Le amenità della iperburocrazia
(Immagine: allegoria della burocrazia) – La Regione dimentica di presentare la domanda per ripagare i danni dell’alluvione del 2011 nel Teramano. La Regione non paga il dovuto ad un albergatore aquilano, perchè manca un tizio che prema un pulsante e produca fotocopie, o qualcosa del genere. Dettaglio: l’albergatore aspetta dal 2010. Sapere queste cosine fa impallidire la storiaccia delle auto blu che Monti voleva comprare, a 10 milioncini di euro, e che poi si è rimangiato.
Metti tutto insieme, trascurando mille altre storie che potremmo raccontare (che ne dite del piano di ricostruzione di Tempera fermo da un anno?), e viene fuori il ritratto di un’Italia che non si riesce a capire come si regga in piedi, come non sia da tempo implosa come una stella alla fine della sua vita.
Sono le amenità della iperburocrazia che domina sovrana come la gravità nello spaziotempo di Einstein.
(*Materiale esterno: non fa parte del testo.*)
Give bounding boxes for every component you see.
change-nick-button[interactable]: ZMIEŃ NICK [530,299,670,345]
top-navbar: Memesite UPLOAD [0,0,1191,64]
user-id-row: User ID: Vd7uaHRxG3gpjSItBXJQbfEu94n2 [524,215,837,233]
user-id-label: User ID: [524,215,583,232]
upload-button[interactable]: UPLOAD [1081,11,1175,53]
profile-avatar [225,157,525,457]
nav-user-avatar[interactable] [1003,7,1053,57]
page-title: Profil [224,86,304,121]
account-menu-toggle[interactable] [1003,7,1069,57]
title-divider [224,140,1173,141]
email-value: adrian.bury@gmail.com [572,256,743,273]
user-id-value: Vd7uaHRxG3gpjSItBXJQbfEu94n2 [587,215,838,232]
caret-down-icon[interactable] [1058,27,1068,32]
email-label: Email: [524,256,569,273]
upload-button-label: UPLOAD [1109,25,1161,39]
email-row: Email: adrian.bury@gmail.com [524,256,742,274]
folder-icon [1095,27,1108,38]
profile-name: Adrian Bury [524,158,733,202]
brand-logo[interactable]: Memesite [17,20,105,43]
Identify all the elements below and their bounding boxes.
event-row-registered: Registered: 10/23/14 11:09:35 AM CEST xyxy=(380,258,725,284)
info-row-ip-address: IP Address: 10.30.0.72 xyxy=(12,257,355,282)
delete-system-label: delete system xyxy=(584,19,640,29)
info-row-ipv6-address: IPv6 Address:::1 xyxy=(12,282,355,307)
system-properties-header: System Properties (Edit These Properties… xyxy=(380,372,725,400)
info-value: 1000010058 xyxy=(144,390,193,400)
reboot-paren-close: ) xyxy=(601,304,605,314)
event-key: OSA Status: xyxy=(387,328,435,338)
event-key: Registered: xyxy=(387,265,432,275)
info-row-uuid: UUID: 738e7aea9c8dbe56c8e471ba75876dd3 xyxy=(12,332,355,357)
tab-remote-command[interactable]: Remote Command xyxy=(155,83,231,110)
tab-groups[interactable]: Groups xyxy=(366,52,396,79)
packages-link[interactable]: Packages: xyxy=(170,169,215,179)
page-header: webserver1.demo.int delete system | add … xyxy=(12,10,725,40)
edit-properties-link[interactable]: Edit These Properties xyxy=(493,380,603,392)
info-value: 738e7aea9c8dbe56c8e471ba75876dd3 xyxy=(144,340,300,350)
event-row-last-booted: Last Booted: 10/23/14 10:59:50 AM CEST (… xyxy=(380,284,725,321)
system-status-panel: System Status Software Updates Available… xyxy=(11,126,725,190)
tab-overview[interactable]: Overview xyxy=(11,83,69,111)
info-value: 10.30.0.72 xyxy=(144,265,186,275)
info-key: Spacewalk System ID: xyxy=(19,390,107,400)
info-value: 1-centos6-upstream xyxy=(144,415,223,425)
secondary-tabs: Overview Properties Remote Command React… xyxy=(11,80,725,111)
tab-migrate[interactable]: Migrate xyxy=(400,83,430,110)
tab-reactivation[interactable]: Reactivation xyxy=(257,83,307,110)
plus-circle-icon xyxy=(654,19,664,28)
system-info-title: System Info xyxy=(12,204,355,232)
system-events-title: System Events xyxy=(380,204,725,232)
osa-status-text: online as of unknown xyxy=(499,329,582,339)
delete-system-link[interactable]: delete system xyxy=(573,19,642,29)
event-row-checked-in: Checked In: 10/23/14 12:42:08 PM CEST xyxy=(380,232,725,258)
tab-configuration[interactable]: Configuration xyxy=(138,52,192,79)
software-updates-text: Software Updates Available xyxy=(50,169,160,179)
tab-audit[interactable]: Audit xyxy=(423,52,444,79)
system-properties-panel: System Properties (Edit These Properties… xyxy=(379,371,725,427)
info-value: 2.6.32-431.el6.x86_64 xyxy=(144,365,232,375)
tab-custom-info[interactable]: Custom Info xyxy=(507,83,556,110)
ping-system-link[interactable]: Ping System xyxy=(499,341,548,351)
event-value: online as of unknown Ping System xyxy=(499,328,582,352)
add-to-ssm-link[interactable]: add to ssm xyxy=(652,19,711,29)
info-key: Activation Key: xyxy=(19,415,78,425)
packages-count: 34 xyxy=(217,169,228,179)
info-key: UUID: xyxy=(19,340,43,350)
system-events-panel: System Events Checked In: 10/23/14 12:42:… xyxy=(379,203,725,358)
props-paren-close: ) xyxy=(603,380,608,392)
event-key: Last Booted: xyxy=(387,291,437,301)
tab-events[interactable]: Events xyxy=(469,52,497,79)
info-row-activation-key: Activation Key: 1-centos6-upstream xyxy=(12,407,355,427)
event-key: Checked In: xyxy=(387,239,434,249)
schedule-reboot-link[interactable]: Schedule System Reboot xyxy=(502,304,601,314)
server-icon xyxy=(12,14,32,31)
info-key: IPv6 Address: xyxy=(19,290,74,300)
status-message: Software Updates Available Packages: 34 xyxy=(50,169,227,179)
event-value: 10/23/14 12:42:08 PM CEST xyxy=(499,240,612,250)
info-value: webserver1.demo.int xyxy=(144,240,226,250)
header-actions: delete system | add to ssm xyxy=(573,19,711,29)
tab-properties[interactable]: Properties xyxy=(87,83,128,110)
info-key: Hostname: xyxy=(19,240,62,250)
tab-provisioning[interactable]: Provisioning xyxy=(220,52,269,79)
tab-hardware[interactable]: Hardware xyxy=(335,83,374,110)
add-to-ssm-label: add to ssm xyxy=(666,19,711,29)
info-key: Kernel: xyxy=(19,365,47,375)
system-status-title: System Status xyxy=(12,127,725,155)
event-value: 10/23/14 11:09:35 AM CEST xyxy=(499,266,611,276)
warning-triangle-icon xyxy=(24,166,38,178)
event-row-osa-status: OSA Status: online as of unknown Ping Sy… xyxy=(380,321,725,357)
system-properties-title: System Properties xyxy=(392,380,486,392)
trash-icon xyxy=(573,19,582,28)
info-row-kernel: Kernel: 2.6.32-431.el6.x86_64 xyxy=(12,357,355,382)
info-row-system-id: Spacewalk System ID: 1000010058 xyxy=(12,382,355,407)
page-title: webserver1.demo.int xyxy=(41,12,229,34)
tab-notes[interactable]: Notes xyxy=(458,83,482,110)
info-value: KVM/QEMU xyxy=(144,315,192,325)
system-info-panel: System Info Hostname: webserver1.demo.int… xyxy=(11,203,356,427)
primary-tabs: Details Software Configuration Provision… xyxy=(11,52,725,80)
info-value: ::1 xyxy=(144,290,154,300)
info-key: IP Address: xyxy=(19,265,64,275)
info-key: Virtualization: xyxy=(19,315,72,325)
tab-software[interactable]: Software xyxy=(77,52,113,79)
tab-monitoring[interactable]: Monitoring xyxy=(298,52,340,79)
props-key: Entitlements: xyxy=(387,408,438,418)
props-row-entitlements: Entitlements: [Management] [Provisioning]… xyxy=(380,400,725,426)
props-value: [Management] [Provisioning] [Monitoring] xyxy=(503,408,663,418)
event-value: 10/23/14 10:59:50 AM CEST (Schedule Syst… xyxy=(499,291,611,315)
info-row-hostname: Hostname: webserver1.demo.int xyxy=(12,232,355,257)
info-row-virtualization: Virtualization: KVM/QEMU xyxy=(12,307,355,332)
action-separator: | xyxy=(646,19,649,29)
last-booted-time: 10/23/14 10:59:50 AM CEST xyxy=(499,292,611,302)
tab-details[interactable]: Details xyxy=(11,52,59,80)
E’ ovunque, è ineludibile, onnipresente, determinante. Noi cittadini stiamo nel mezzo di questa minestra indigeribile, come foglie al vento, sempre intenti a protestare, criticare, rilevare, puntualizzare. Senza cavare un ragno dal buco.
Quando un burocrate, un responsabile di qualcosa, un dirigente, un pupazzo qualsiasi dal grande stipendio, sarà identificato come colpevole di un disservizio, di una dimenticanza, di uno svarione nocivo per il cittadino, la burocrazia sarà sulla strada della rettifica, della nemesi storica, della purificazione, e l’Italia comincerà ad avviarsi vero la normalità . A somigliare ad un paese civile. Che non significa perfezione, per carità , ma parvenza di utilità . Prima di allora, prendiamola a ridere: per non piangere. Ha ragione Roberto Gervaso: la società è fatta di gentuccia e di gentaccia.